Ucrânia, Edith Bruck: “Estou de coração partido. Mas às mães eu digo: não cultivem o ódio”

Edith Bruck (Foto: Reprodução de frame do Youtube)

11 Março 2022

 

Fala a testemunha do Holocausto. “Não existe guerra justa. E não pode haver guerra justa. Enviar armas é justo?"

 

"É possível que o homem não tenha aprendido nada?" Ele repete os mesmos erros, sempre os mesmos, é desolador, uma dor enorme para mim que vivi a pior guerra”.

 

Edith Bruck mais uma vez contou sua história como mulher deportada que sobreviveu à guerra, à fumaça acre da carne queimada de seus irmãos, de suas irmãs nos crematórios, naquelas valas comuns onde a humanidade afundou inexoravelmente. Ela fez isso olhando para os mais de noventa anos do novo cenário de guerra assombroso que se abriu como um abismo nos fundos de casa, na Europa.

 

E ainda quis se manifestar, como fez recentemente em Assis diante de milhares de estudantes para o próximo Dia Europeu dos Justos, que se celebra em 6 de março, porque “dar testemunho, para mim, é uma missão”. “Eu - disse ela respondendo àqueles jovens - mesmo na época queria falar imediatamente sobre a enorme tragédia que vivi, mas ninguém quis ouvir.

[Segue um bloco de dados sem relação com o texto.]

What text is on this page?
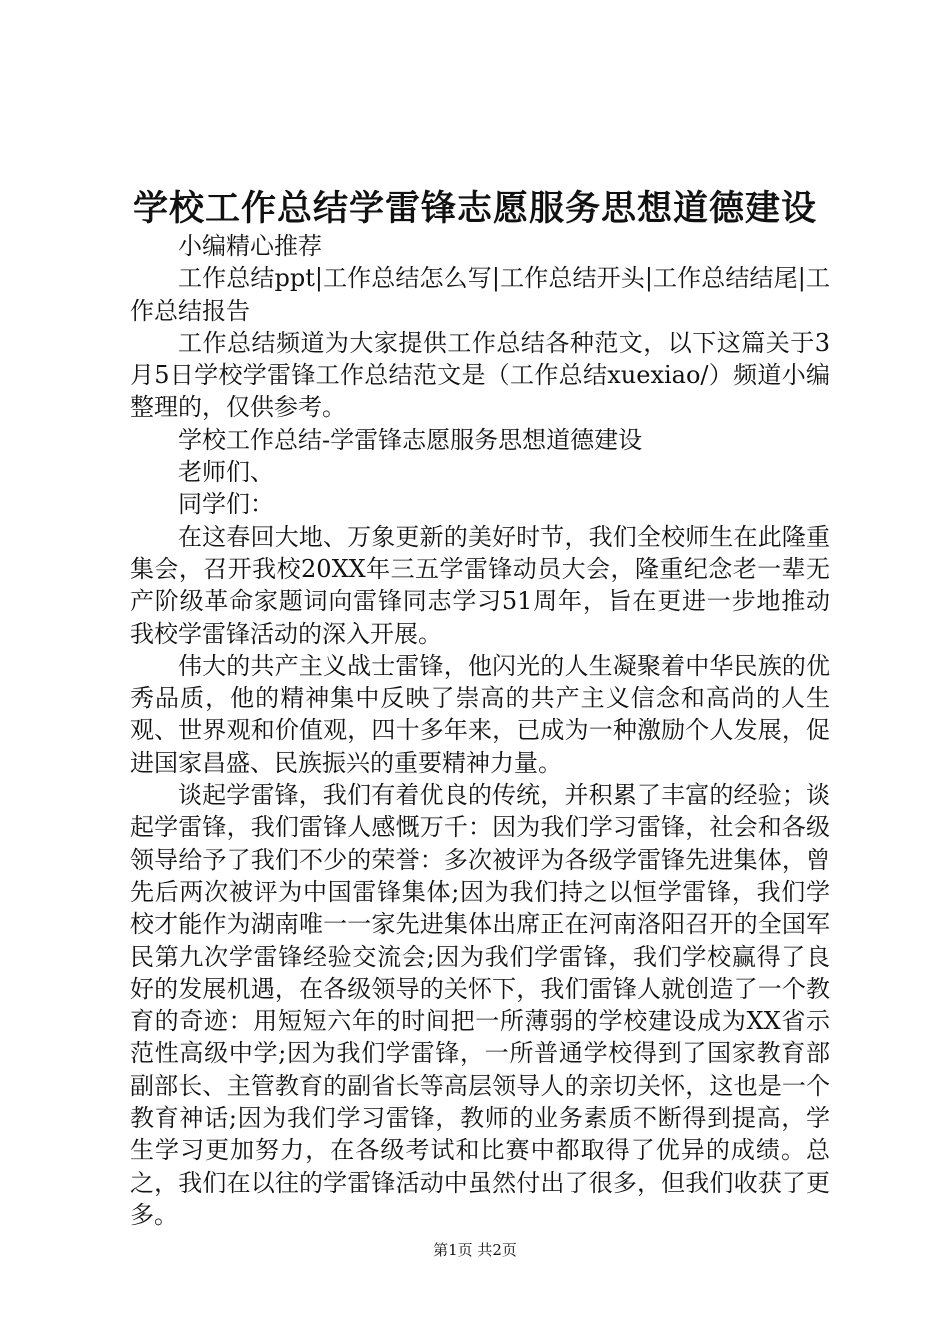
学校工作总结学雷锋志愿服务思想道德建设

小编精心推荐

工作总结ppt|工作总结怎么写|工作总结开头|工作总结结尾|工作总结报告

工作总结频道为大家提供工作总结各种范文，以下这篇关于3月5日学校学雷锋工作总结范文是（工作总结xuexiao/）频道小编整理的，仅供参考。

学校工作总结-学雷锋志愿服务思想道德建设

老师们、

同学们：

在这春回大地、万象更新的美好时节，我们全校师生在此隆重集会，召开我校20XX年三五学雷锋动员大会，隆重纪念老一辈无产阶级革命家题词向雷锋同志学习51周年，旨在更进一步地推动我校学雷锋活动的深入开展。

伟大的共产主义战士雷锋，他闪光的人生凝聚着中华民族的优秀品质，他的精神集中反映了崇高的共产主义信念和高尚的人生观、世界观和价值观，四十多年来，已成为一种激励个人发展，促进国家昌盛、民族振兴的重要精神力量。

谈起学雷锋，我们有着优良的传统，并积累了丰富的经验；谈起学雷锋，我们雷锋人感慨万千：因为我们学习雷锋，社会和各级领导给予了我们不少的荣誉：多次被评为各级学雷锋先进集体，曾先后两次被评为中国雷锋集体;因为我们持之以恒学雷锋，我们学校才能作为湖南唯一一家先进集体出席正在河南洛阳召开的全国军民第九次学雷锋经验交流会;因为我们学雷锋，我们学校赢得了良好的发展机遇，在各级领导的关怀下，我们雷锋人就创造了一个教育的奇迹：用短短六年的时间把一所薄弱的学校建设成为XX省示范性高级中学;因为我们学雷锋，一所普通学校得到了国家教育部副部长、主管教育的副省长等高层领导人的亲切关怀，这也是一个教育神话;因为我们学习雷锋，教师的业务素质不断得到提高，学生学习更加努力，在各级考试和比赛中都取得了优异的成绩。总之，我们在以往的学雷锋活动中虽然付出了很多，但我们收获了更多。

第1页 共2页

E por isso decidi escrever, porque apesar do ouvido humano não querer ouvir, o papel suporta tudo”.

 

A entrevista é de Stefania Falasca, publicada por Avvenire, 08-03-2022. A tradução é de Luisa Rabolini.

 

Eis a entrevista.

 

Mas como se pode contar tudo isso sem ódio?

 

Agradeço a Deus por não conhecer o sentimento de ódio, e não entender quem hoje define quem foge das guerras e da fome como "carrapatos de cachorro", que deveriam se afogar. E acima de tudo, não entendo como, ainda hoje, se pode usar armas e matar pensando estar do lado de Deus. Estou exausta – volta a falar enquanto apoia os pés cansados numa almofada, e Olga, ucraniana, que há anos a acompanha, chora em silêncio a separação de sua filha, que permaneceu nos subterrâneos de confinamento ucraniano junto com seus filhos de cinco e oito anos. Você já viu as imagens transmitidas? As últimas...

 

Quais?

 

Aquelas de um soldado russo bastante jovem que desce do veículo blindado para pedir chorando um copo d'água a uma mulher ucraniana... Ela lhe dá comida e lhe empresta o telefone para falar com a mãe... Pobres também esses garotos russos jogados como bucha de canhão numa guerra suja, como todas as guerras são, como crianças armadas que nem sabem onde estão... E isso mostra toda a monstruosidade e a insensatez do que está acontecendo e nos atinge a todos.

 

Há tantas mães que fogem com os filhos...

 

As mulheres são duplamente vítimas. Elas sempre vivem a pior parte das guerras.

 

Você escreveu em sua Carta à mãe o que teria feito com seus filhos.

 

Eu nunca teria dito que existem homens que são todos maus ou todos bons, não lhes teria falado de guerras santas, de terras santas, apenas de povos e terras e povos sem terra, que a guerra é o fracasso do homem.

 

 

Mas há também mulheres, como vemos na Ucrânia, que pegam e preparam armas e lutam...

 

Defendem-se, mas devemos lutar pela paz. Porque não existe guerra justa. E não pode existir uma guerra justa. Enviar armas é justo?

 

Cinquenta e dois países estão enviando armas para a Ucrânia.

 

Enviar armas para parar armas não faz sentido. É uma contradição. Tudo é uma contradição. A contradição está na origem. Como se divide com justiça uma pátria depois de tê-la conquistado morrendo e matando? Quanto mais se mata, mais se morre, por dentro. Há muito sangue no meio, muita diferença, pouca boa vontade e ainda menos humildade. Aqueles que foram humilhados demais estão relutantes em ceder àqueles que não têm nada a ver com sua humilhação?

 

 

É 8 de março. Que mensagem as mulheres podem dar?

 

Não cultivar ódio, a vingança, nunca transmitir isso. Em 1945, após a libertação, minha irmã Golde e eu, as únicas sobreviventes do Holocausto de nossa grande família, conseguimos voltar para casa. Lembro-me dos americanos e dos soldados nazistas húngaros que fugiram, caçados, se escondiam... Lembro-me de cinco desses soldados que nos imploraram para ajudá-los, poderíamos denunciá-los, minha irmã e eu nos olhamos nos olhos, os escondemos. Nós lhes demos refúgio.

 

 

Para você que viu Mengele nos olhos, o que pode ser a paz?

 

A paz tem seu segredo: nunca odiar ninguém. Se você quer viver, você nunca deve odiar.